Sonali Samarasinghe to speak at Wells

Ithaca City of Asylum Writer-in-Residence will discuss Sri Lanka and Women's Role in Peacemaking




7:00 p.m.


E. Margie Matthews Filter Hostetter ’62 Lecture Room (209), Stratton Hall

General Info

Wells College announces the first event of its 2012-13 Arts and Lecture Series, a talk by incoming Ithaca City of Asylum Writer-in-Residence Sonali Samarasinghe. Samarasinghe’s lecture, titled “Sri Lanka and Women's Role in Peacemaking,” will address her experiences as an award-winning investigative journalist, editor and lawyer who has spent more than twenty years fighting for justice, freedom and accountability in her country. The lecture will take place at 7 p.m. Thursday, September 6, 2012, in the E. Margie Matthews Filter Hostetter ’62 Lecture Room (209) of Stratton Hall on the Wells College campus. Admission is free, and the public is cordially invited to attend.

Sonali Samarasinghe has extensive experience in both journalism and law. Born in 1970 in Sri Lanka, she has dedicated herself to human rights advocacy, focusing on government corruption and women’s issues. She has a master’s in international affairs from the Australian National University, Canberra and a law degree from the University of London. In Sri Lanka, Samarasinghe served with the attorney general’s department and in private practice. Her journalistic roles have included editor-in-chief of Sri Lanka’s Morning Leader and columnist for the Sunday Leader, and she has served as a Neiman Fellow at Harvard University and an international journalist in residence at the City University of New York’s Graduate School of Journalism.

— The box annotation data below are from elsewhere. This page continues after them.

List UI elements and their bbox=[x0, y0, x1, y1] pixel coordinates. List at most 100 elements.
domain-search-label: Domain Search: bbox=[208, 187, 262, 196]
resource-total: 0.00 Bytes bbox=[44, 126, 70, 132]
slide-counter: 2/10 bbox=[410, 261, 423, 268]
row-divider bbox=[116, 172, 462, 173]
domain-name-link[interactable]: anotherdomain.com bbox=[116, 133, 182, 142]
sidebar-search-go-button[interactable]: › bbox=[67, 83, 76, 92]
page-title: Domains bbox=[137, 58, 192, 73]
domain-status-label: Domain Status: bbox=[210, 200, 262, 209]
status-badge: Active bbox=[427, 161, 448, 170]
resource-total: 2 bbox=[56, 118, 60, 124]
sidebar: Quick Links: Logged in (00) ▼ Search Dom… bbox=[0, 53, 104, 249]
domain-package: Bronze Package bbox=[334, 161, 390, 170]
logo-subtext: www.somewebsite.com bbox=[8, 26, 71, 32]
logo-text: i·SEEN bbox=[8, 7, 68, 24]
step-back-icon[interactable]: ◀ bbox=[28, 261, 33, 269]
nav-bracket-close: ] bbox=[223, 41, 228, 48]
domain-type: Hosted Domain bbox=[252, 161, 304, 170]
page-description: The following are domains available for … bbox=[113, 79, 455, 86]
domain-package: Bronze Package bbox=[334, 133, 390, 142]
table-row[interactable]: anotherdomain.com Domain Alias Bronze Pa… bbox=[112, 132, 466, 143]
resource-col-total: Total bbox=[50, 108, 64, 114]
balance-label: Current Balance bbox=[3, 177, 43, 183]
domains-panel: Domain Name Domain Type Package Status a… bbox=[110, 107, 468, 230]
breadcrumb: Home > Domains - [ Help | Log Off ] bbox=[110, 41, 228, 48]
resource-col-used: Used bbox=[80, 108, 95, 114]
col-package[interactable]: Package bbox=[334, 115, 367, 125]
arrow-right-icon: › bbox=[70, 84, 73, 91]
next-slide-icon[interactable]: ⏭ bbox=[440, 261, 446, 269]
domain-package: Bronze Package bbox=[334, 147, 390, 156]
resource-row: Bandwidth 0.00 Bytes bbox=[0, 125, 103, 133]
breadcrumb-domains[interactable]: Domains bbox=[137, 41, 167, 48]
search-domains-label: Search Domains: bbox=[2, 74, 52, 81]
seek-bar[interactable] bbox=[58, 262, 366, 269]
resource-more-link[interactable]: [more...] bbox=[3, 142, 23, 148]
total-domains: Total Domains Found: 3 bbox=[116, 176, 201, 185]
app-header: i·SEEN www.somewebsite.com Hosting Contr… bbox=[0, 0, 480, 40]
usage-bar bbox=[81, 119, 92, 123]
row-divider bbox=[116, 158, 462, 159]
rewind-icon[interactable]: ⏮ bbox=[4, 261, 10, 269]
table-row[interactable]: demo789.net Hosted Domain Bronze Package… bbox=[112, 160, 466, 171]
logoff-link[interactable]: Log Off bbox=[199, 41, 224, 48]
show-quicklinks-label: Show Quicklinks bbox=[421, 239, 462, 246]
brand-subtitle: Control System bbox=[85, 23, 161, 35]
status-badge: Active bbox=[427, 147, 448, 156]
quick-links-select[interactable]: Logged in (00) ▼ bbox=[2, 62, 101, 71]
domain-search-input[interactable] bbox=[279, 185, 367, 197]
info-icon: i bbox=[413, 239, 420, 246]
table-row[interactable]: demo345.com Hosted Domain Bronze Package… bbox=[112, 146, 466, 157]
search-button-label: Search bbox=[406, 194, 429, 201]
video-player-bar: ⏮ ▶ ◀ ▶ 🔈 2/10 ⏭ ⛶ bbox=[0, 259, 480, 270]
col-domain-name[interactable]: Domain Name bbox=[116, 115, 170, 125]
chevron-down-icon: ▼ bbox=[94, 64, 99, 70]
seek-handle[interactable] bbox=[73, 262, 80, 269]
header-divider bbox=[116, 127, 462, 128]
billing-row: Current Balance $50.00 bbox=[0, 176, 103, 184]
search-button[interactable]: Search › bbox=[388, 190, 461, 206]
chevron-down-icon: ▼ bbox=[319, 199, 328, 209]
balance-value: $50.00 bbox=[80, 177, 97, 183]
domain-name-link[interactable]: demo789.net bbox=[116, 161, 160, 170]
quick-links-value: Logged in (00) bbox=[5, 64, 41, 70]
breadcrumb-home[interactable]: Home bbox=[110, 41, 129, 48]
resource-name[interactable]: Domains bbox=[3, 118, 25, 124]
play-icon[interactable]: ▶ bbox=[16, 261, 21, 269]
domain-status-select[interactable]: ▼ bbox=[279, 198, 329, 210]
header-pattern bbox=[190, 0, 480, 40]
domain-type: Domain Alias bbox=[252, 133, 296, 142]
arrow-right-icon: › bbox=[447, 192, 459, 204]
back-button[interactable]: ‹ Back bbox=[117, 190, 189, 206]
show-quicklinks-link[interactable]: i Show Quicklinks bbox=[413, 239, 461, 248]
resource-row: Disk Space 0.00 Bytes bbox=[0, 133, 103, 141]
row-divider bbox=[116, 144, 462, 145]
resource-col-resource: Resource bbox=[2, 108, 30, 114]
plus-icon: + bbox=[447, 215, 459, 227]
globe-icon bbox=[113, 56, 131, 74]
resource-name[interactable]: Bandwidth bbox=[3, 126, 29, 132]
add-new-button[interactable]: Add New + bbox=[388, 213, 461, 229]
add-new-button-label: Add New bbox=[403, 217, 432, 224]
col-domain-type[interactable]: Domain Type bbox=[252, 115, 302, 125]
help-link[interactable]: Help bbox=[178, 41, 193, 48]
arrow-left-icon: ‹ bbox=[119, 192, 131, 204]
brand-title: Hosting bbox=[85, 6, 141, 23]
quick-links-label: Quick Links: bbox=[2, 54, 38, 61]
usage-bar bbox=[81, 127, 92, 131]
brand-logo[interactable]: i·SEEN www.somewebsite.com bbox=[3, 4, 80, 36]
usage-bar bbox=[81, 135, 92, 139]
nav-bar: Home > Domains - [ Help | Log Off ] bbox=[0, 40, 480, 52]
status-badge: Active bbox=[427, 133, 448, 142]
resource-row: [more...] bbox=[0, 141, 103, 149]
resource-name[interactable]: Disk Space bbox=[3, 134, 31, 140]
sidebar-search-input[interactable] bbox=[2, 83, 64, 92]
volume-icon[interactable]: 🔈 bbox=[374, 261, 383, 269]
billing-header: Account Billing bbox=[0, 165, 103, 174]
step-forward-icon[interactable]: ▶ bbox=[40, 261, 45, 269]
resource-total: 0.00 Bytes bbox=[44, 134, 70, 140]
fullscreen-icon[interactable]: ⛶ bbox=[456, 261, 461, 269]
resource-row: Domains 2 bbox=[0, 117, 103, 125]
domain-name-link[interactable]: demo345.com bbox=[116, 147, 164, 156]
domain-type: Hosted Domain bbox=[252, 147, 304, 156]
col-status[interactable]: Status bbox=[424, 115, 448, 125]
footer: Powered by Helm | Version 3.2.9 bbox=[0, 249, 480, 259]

In 2009, Samarasinghe was forced to leave Sri Lanka following the assassination of her husband Lasantha Wickrematunge, founder and editor of The Sunday Leader, and continued threats to her household. Last year, Sonali launched her own news website, the Lanka Standard, which continues to fight for justice and accountability in her country. She is also pressing for an independent investigation into her husband’s murder and into the murders of several other journalists and activists. She is working on a book about her experiences in Sri Lankan politics and media.

Samarasinghe’s work has been recognized by many international journalism and human rights organizations, including Amnesty International, the NGO Initiatives of Change, Images and Voices of Hope, Pen International, the International Federation of Journalists, Zonta International and the Global Investigative Journalism Conference. Throughout her career as a journalist she has received a record number of top national awards and was named Journalist of the Year four times in a decade. Currently living in Ithaca, N.Y., she is Ithaca City of Asylum’s writer-in-residence and a member of the faculty of Ithaca College’s Honors Program in the School of Humanities and Sciences.

Ithaca City of Asylum provides sanctuary to writers whose works are suppressed, whose lives are threatened, whose cultures are vanishing, or whose languages are endangered. ICOA welcomed its first writer in 2001; Sonali will be the fifth writer introduced to the Ithaca community since then. A project of the Center for Transformative Action and part of an international network of cities of refuge, ICOA is one of only four cities of asylum in the United States.

The Wells College Arts & Lecture Series brings a range of artists and intellectuals to campus to perform, to speak on relevant issues, and to represent the disciplines of theatre, music and dance. A committee composed of Wells faculty, staff and students selects groups and individuals annually. Sonali Samarasinghe’s lecture is the first Arts and Lecture event of this academic year. The next event in the series will be a performance of “The Taming of the Shrew” by Aquila Theatre Company on November 13.